Double Integral Calculator Cylindrical

This double integral calculator evaluates integrals in cylindrical coordinates (r, θ, z). It handles functions of the form f(r, θ, z) over specified bounds for r, θ, and z. The calculator provides both numerical results and visualizations of the integration regions.

What is a Double Integral?

A double integral extends the concept of single integration to two dimensions. It calculates the volume under a surface defined by a function f(x,y) over a region in the xy-plane. In cylindrical coordinates, we integrate over r (radial distance), θ (azimuthal angle), and z (height).

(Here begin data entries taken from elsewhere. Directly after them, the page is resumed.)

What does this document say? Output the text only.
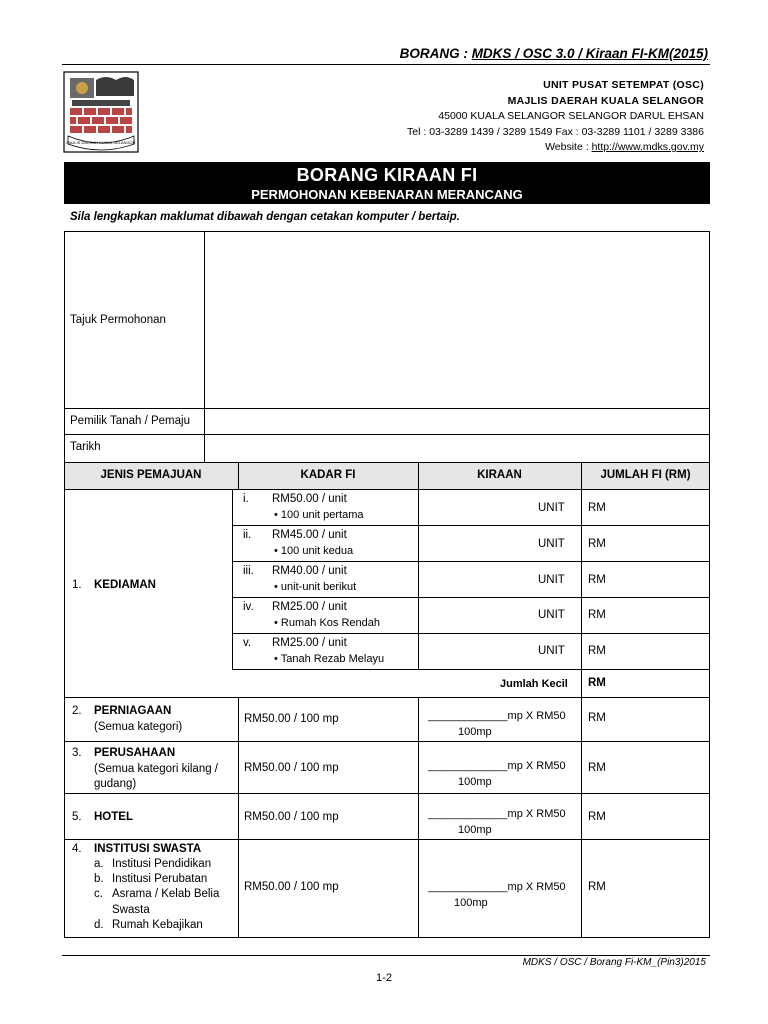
BORANG : MDKS / OSC 3.0 / Kiraan FI-KM(2015)
MAJLIS DAERAH KUALA SELANGOR
UNIT PUSAT SETEMPAT (OSC)
MAJLIS DAERAH KUALA SELANGOR
45000 KUALA SELANGOR SELANGOR DARUL EHSAN
Tel : 03-3289 1439 / 3289 1549 Fax : 03-3289 1101 / 3289 3386
Website : http://www.mdks.gov.my
BORANG KIRAAN FI
PERMOHONAN KEBENARAN MERANCANG
Sila lengkapkan maklumat dibawah dengan cetakan komputer / bertaip.
Tajuk Permohonan
Pemilik Tanah / Pemaju
Tarikh
JENIS PEMAJUAN	KADAR FI	KIRAAN	JUMLAH FI (RM)
1. KEDIAMAN
i. RM50.00 / unit
• 100 unit pertama
UNIT RM
ii. RM45.00 / unit
• 100 unit kedua
UNIT RM
iii. RM40.00 / unit
• unit-unit berikut
UNIT RM
iv. RM25.00 / unit
• Rumah Kos Rendah
UNIT RM
v. RM25.00 / unit
• Tanah Rezab Melayu
UNIT RM
Jumlah Kecil RM
2. PERNIAGAAN
(Semua kategori)
RM50.00 / 100 mp	_____________mp X RM50
100mp
RM
3. PERUSAHAAN
(Semua kategori kilang /
gudang)
RM50.00 / 100 mp	_____________mp X RM50
100mp
RM
5. HOTEL	RM50.00 / 100 mp	_____________mp X RM50
100mp
RM
4. INSTITUSI SWASTA
a. Institusi Pendidikan
b. Institusi Perubatan
c. Asrama / Kelab Belia
Swasta
d. Rumah Kebajikan
RM50.00 / 100 mp	_____________mp X RM50
100mp
RM
MDKS / OSC / Borang Fi-KM_(Pin3)2015
1-2
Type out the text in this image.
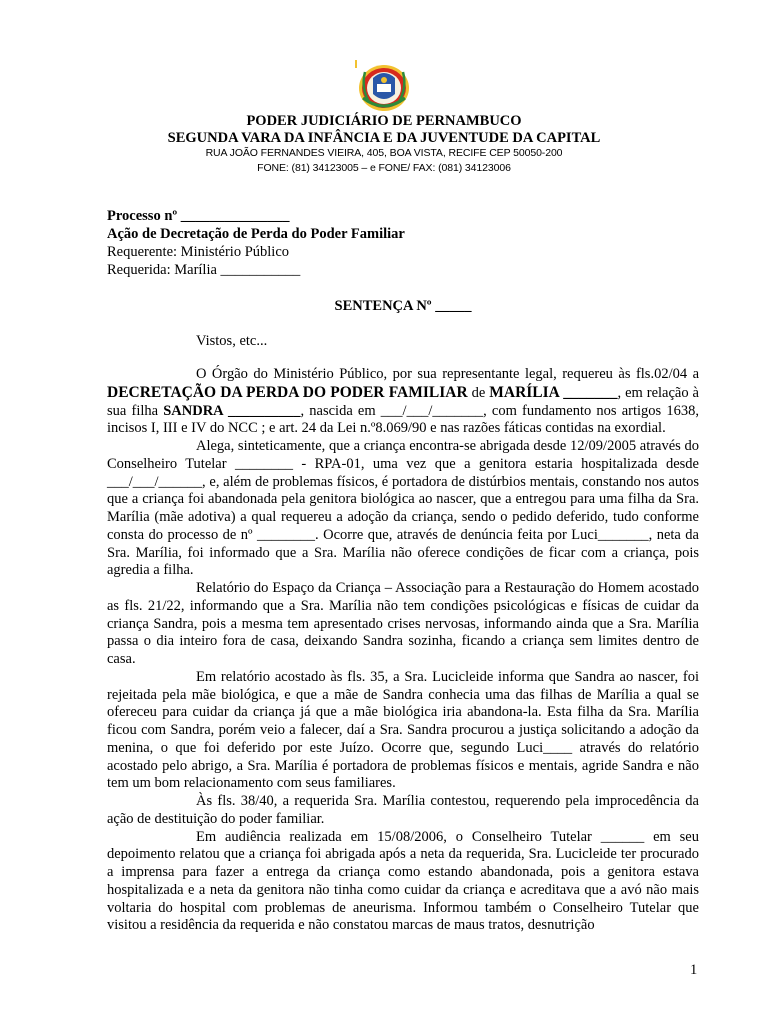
PODER JUDICIÁRIO DE PERNAMBUCO
SEGUNDA VARA DA INFÂNCIA E DA JUVENTUDE DA CAPITAL
RUA JOÃO FERNANDES VIEIRA, 405, BOA VISTA, RECIFE CEP 50050-200
FONE: (81) 34123005 – e FONE/ FAX: (081) 34123006
Processo nº _______________
Ação de Decretação de Perda do Poder Familiar
Requerente: Ministério Público
Requerida: Marília ___________
SENTENÇA Nº _____

Vistos, etc...

O Órgão do Ministério Público, por sua representante legal, requereu às fls.02/04 a DECRETAÇÃO DA PERDA DO PODER FAMILIAR de MARÍLIA _______, em relação à sua filha SANDRA __________, nascida em ___/___/_______, com fundamento nos artigos 1638, incisos I, III e IV do NCC ; e art. 24 da Lei n.º8.069/90 e nas razões fáticas contidas na exordial.

Alega, sinteticamente, que a criança encontra-se abrigada desde 12/09/2005 através do Conselheiro Tutelar ________ - RPA-01, uma vez que a genitora estaria hospitalizada desde ___/___/______, e, além de problemas físicos, é portadora de distúrbios mentais, constando nos autos que a criança foi abandonada pela genitora biológica ao nascer, que a entregou para uma filha da Sra. Marília (mãe adotiva) a qual requereu a adoção da criança, sendo o pedido deferido, tudo conforme consta do processo de nº ________. Ocorre que, através de denúncia feita por Luci_______, neta da Sra. Marília, foi informado que a Sra. Marília não oferece condições de ficar com a criança, pois agredia a filha.

Relatório do Espaço da Criança – Associação para a Restauração do Homem acostado as fls. 21/22, informando que a Sra. Marília não tem condições psicológicas e físicas de cuidar da criança Sandra, pois a mesma tem apresentado crises nervosas, informando ainda que a Sra. Marília passa o dia inteiro fora de casa, deixando Sandra sozinha, ficando a criança sem limites dentro de casa.

Em relatório acostado às fls. 35, a Sra. Lucicleide informa que Sandra ao nascer, foi rejeitada pela mãe biológica, e que a mãe de Sandra conhecia uma das filhas de Marília a qual se ofereceu para cuidar da criança já que a mãe biológica iria abandona-la. Esta filha da Sra. Marília ficou com Sandra, porém veio a falecer, daí a Sra. Sandra procurou a justiça solicitando a adoção da menina, o que foi deferido por este Juízo. Ocorre que, segundo Luci____ através do relatório acostado pelo abrigo, a Sra. Marília é portadora de problemas físicos e mentais, agride Sandra e não tem um bom relacionamento com seus familiares.

Às fls. 38/40, a requerida Sra. Marília contestou, requerendo pela improcedência da ação de destituição do poder familiar.

Em audiência realizada em 15/08/2006, o Conselheiro Tutelar ______ em seu depoimento relatou que a criança foi abrigada após a neta da requerida, Sra. Lucicleide ter procurado a imprensa para fazer a entrega da criança como estando abandonada, pois a genitora estava hospitalizada e a neta da genitora não tinha como cuidar da criança e acreditava que a avó não mais voltaria do hospital com problemas de aneurisma. Informou também o Conselheiro Tutelar que visitou a residência da requerida e não constatou marcas de maus tratos, desnutrição

1
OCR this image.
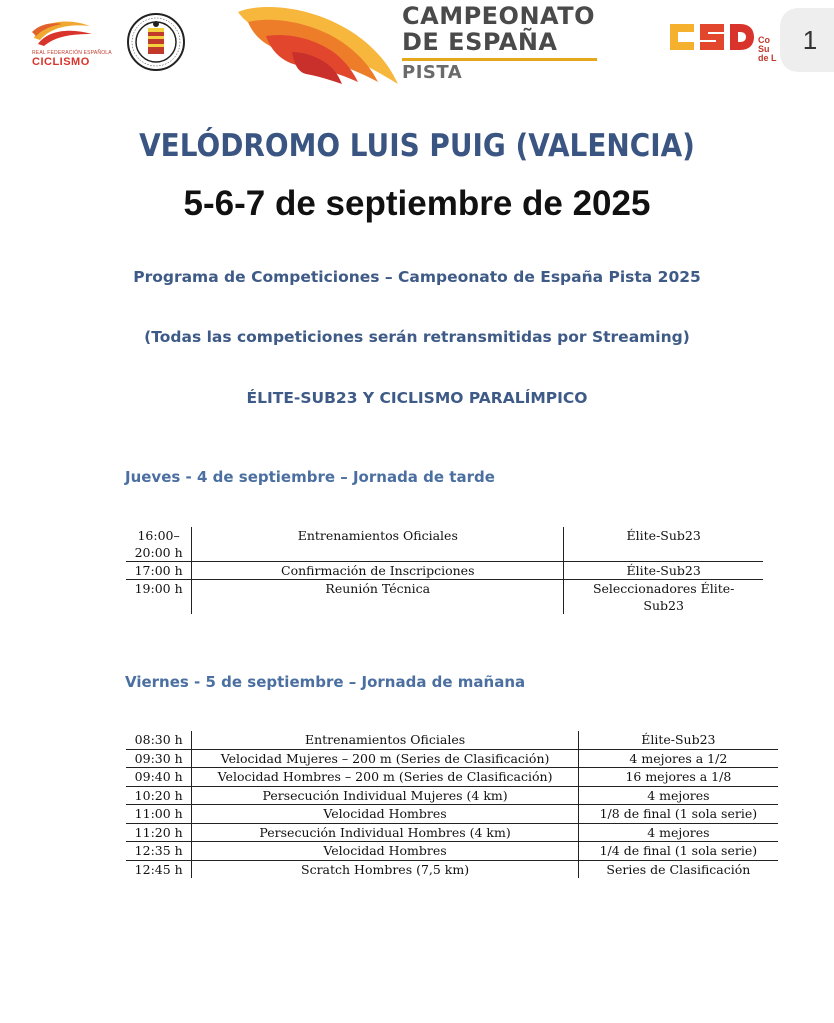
REAL FEDERACIÓN ESPAÑOLA
CICLISMO
CAMPEONATO
DE ESPAÑA
PISTA
Co
Su
de L
1
VELÓDROMO LUIS PUIG (VALENCIA)
5-6-7 de septiembre de 2025
Programa de Competiciones – Campeonato de España Pista 2025
(Todas las competiciones serán retransmitidas por Streaming)
ÉLITE-SUB23 Y CICLISMO PARALÍMPICO
Jueves - 4 de septiembre – Jornada de tarde
16:00–
20:00 h	Entrenamientos Oficiales	Élite-Sub23
17:00 h	Confirmación de Inscripciones	Élite-Sub23
19:00 h	Reunión Técnica	Seleccionadores Élite-
Sub23
Viernes - 5 de septiembre – Jornada de mañana
08:30 h	Entrenamientos Oficiales	Élite-Sub23
09:30 h	Velocidad Mujeres – 200 m (Series de Clasificación)	4 mejores a 1/2
09:40 h	Velocidad Hombres – 200 m (Series de Clasificación)	16 mejores a 1/8
10:20 h	Persecución Individual Mujeres (4 km)	4 mejores
11:00 h	Velocidad Hombres	1/8 de final (1 sola serie)
11:20 h	Persecución Individual Hombres (4 km)	4 mejores
12:35 h	Velocidad Hombres	1/4 de final (1 sola serie)
12:45 h	Scratch Hombres (7,5 km)	Series de Clasificación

∫∫ f(r,θ,z) dA = ∫∫∫ f(r,θ,z) r dz dθ dr

The double integral in cylindrical coordinates is often used in physics and engineering to calculate quantities like mass, charge, or probability distributions in 3D space.

Cylindrical Coordinates

Cylindrical coordinates (r, θ, z) represent points in 3D space using:

r: Radial distance from the z-axis
θ: Azimuthal angle in the xy-plane (0 ≤ θ ≤ 2π)
z: Height along the z-axis

Conversion between Cartesian and cylindrical coordinates:

x = r cosθ, y = r sinθ, z = z

The volume element in cylindrical coordinates is r dz dθ dr, which accounts for the increasing area of circular rings as r increases.

How to Use This Calculator

Enter the integrand function f(r,θ,z) in terms of r, θ, and z
Specify the bounds for r, θ, and z
Click "Calculate" to evaluate the integral
Review the result and visualization

The calculator handles common mathematical functions and constants. For more complex functions, you may need to use mathematical notation.

Example Calculation

Calculate the volume under the surface z = r² over a cylinder with r from 0 to 2 and θ from 0 to π/2:

∫∫∫ r² r dz dθ dr 0 ≤ r ≤ 2 0 ≤ θ ≤ π/2 0 ≤ z ≤ 1

The calculator would evaluate this as:

Integrand: r²
r bounds: 0 to 2
θ bounds: 0 to π/2
z bounds: 0 to 1

The result would be the volume of the specified region, calculated numerically.

FAQ

What functions can I integrate with this calculator?

The calculator handles standard mathematical functions including trigonometric, exponential, logarithmic, and polynomial functions. For more complex functions, you may need to use mathematical notation.

How accurate are the results?

The calculator uses numerical integration methods which provide accurate results for well-behaved functions. For functions with singularities or discontinuities, results may be less precise.

Can I use this calculator for triple integrals?

This calculator specifically handles double integrals in cylindrical coordinates. For triple integrals, you would need to use a different calculator.